La vilaine fille arriva à la petite maisonnette. Les trois petits hommes la saluèrent, mais elle leur répondit à peine. Quand ils lui demandèrent si elle voulait partager ses gâteaux, elle refusa méchamment. Elle ne voulut pas non plus balayer la neige devant leur porte, disant que ce n'était pas son travail.
Les petits hommes ne furent pas contents du tout.
Le premier dit : « Pour ta méchanceté, chaque jour tu deviendras plus laide. »
Le deuxième dit : « Chaque fois que tu parleras, des crapauds sauteront de ta bouche. »
Le troisième dit : « Et tu finiras tes jours seule et misérable. »
La vilaine fille ne trouva aucune fraise et rentra furieuse. Quand elle ouvrit la bouche pour se plaindre à sa mère, un gros crapaud en sauta !
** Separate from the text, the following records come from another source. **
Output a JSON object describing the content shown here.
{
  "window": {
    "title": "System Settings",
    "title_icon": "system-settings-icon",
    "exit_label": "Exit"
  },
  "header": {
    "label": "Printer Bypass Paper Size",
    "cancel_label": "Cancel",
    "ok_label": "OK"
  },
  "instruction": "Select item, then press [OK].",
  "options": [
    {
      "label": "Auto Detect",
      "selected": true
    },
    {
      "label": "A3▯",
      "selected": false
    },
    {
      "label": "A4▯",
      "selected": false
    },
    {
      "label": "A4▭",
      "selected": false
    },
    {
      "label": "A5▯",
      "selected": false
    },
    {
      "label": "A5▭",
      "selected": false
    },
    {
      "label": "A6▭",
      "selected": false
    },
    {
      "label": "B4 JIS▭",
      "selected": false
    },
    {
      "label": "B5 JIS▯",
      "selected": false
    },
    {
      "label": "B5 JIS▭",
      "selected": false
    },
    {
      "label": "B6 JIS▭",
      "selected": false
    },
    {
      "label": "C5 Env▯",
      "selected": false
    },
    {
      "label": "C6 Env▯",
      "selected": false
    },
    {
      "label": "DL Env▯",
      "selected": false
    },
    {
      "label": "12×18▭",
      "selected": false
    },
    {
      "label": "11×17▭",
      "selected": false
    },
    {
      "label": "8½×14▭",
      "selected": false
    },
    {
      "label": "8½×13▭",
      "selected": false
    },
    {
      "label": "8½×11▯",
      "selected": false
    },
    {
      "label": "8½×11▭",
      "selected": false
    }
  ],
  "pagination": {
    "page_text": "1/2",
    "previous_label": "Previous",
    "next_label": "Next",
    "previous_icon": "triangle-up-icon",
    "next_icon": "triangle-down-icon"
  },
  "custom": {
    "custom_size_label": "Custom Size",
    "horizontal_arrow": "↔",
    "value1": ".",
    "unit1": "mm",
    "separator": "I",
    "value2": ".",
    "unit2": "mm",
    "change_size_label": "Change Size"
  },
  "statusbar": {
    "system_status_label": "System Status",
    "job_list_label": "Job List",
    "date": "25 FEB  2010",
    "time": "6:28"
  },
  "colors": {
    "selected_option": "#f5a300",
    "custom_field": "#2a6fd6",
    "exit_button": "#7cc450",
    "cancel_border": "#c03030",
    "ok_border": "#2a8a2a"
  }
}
Peu de temps après, le roi du pays organisa une grande fête. La gentille fille, devenue d'une beauté éclatante, y alla. Dès que le roi la vit et l'entendit parler (avec les pièces d'or qui tombaient), il tomba amoureux d'elle et l'épousa.
Un an plus tard, la jeune reine eut un adorable bébé. La méchante belle-mère et sa fille, toujours aussi jalouses, vinrent lui rendre visite. Un jour que le roi était parti à la chasse, elles attrapèrent la pauvre reine et la jetèrent par la fenêtre du château, dans la rivière qui coulait en dessous. La vilaine belle-sœur prit alors la place de la reine dans son lit.
Mais la gentille reine ne se noya pas. Elle fut transformée en une belle canne blanche. Chaque nuit, la canne remontait la rivière jusqu'aux cuisines du château et demandait au jeune marmiton :
« Mon petit marmiton, dis-moi,
Mon bébé, que fait-il pour moi ?
Et mon roi, que fait-il aussi ? »
Le marmiton répondait : « Votre bébé dort bien au chaud, et le roi dort aussi. »
Un soir, le roi, qui ne dormait pas, entendit la canne. Il reconnut la voix de sa femme. La nuit suivante, il attendit avec son épée. Quand la canne arriva et posa ses questions, il se précipita, et au moment où il la toucha, elle redevint sa reine bien-aimée.
Le roi fut si heureux de retrouver sa femme ! Il écouta son histoire et fut très en colère contre la belle-mère et la belle-sœur. Il les fit venir et les chassa du royaume pour toujours.
Ainsi, le roi, la reine et leur petit prince vécurent heureux pendant de très longues années, et on n'entendit plus jamais parler de la méchante belle-mère et de sa vilaine fille.